H. Sahid menegaskan bahwa kegiatan tersebut menjadi bukti bahwa MTsN 3 Malang mampu mengubah momentum kelulusan menjadi sarana pendidikan karakter yang bermakna. “Kelulusan tidak dirayakan dengan euforia semata, tetapi diwujudkan dalam bentuk kepedulian kepada masyarakat dan rumah ibadah. Ini adalah pendidikan yang sesungguhnya, ketika murid diajak memahami bahwa rasa syukur harus diwujudkan melalui tindakan nyata yang bermanfaat bagi orang lain,” ungkapnya.
Beliau juga menyampaikan kebanggaannya atas capaian akademik murid MTsN 3 Malang pada tahun pelajaran 2025-2026. Salah satu indikatornya terlihat dari hasil Tes Kemampuan Akademik (TKA) yang menunjukkan prestasi membanggakan, bahkan terdapat murid yang berhasil meraih nilai sempurna 100 pada mata pelajaran Bahasa Indonesia. Menurutnya, capaian tersebut menjadi bukti bahwa MTsN 3 Malang tidak hanya unggul dalam pembinaan karakter dan spiritualitas, tetapi juga mampu menghasilkan prestasi akademik yang membanggakan di tingkat nasional.

Lebih lanjut, H. Sahid menyampaikan bahwa berbagai penghargaan dan prestasi yang diraih MTsN 3 Malang merupakan hasil kerja keras seluruh elemen madrasah, mulai dari kepala madrasah, guru, tenaga kependidikan, komite, hingga dukungan penuh dari para wali murid. Oleh karena itu, beliau berharap budaya prestasi, kepedulian, dan rasa syukur yang telah menjadi ciri khas MTsN 3 Malang dapat terus dipertahankan dan dikembangkan di masa mendatang.

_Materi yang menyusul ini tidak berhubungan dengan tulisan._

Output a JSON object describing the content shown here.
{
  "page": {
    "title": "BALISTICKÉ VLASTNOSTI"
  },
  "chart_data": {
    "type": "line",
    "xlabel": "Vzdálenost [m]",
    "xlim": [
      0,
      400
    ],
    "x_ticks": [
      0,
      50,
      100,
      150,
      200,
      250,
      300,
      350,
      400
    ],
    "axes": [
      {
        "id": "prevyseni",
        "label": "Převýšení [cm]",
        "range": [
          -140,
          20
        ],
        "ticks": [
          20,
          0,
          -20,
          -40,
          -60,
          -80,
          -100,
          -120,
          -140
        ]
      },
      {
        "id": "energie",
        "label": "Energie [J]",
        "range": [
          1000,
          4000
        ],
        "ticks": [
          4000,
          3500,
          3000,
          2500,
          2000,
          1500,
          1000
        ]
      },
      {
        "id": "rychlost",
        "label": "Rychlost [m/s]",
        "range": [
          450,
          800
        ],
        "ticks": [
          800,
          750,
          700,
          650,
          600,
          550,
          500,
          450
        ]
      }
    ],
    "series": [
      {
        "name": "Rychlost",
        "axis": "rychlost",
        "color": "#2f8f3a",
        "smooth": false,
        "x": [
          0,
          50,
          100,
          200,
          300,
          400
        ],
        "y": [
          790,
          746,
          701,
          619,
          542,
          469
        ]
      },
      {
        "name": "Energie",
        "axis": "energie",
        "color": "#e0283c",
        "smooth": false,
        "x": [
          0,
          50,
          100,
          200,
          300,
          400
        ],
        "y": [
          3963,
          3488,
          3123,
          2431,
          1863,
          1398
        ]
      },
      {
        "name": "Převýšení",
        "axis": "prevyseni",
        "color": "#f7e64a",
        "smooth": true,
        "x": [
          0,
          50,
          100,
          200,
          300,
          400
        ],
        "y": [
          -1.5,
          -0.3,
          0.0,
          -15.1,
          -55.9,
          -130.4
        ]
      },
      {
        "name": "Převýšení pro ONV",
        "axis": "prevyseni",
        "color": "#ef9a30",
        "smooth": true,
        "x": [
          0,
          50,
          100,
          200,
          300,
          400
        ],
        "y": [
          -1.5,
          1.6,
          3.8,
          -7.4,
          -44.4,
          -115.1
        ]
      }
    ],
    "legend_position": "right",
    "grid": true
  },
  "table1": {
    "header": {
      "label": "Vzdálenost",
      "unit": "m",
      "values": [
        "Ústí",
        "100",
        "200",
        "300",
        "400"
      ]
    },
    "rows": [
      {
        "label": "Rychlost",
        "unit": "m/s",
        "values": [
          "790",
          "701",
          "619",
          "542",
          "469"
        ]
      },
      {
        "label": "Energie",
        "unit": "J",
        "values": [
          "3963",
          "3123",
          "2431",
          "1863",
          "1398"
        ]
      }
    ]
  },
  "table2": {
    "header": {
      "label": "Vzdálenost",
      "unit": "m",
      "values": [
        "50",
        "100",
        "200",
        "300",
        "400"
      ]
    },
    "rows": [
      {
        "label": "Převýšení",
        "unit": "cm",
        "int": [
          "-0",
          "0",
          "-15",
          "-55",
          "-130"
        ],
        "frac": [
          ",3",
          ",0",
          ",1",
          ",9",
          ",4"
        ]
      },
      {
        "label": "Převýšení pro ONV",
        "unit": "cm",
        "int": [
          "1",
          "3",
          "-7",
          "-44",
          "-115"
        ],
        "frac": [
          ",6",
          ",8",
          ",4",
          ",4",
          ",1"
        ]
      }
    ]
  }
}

Sementara itu, H. Suprayitno selaku ketua panitia Abdan Syakuro 2026 menjelaskan bahwa kegiatan tahun ini diikuti oleh seluruh murid kelas IX yang berjumlah 349 murid. Rangkaian kegiatan dikemas dalam suasana religius, penuh syukur, dan sarat makna sebagai bekal murid memasuki jenjang pendidikan berikutnya. Setelah seluruh murid dinyatakan lulus, mereka bersama-sama melaksanakan sujud syukur sebagai ungkapan terima kasih kepada Allah SWT. Suasana haru semakin terasa ketika para murid menghampiri orang tua masing-masing untuk menyampaikan terima kasih, memohon doa restu, serta menunjukkan bakti atas segala pengorbanan yang telah diberikan. Momentum tersebut menjadi pengingat bahwa keberhasilan seorang murid tidak lepas dari doa, perjuangan, dan cinta kasih orang tua serta para guru yang senantiasa membersamai perjalanan mereka.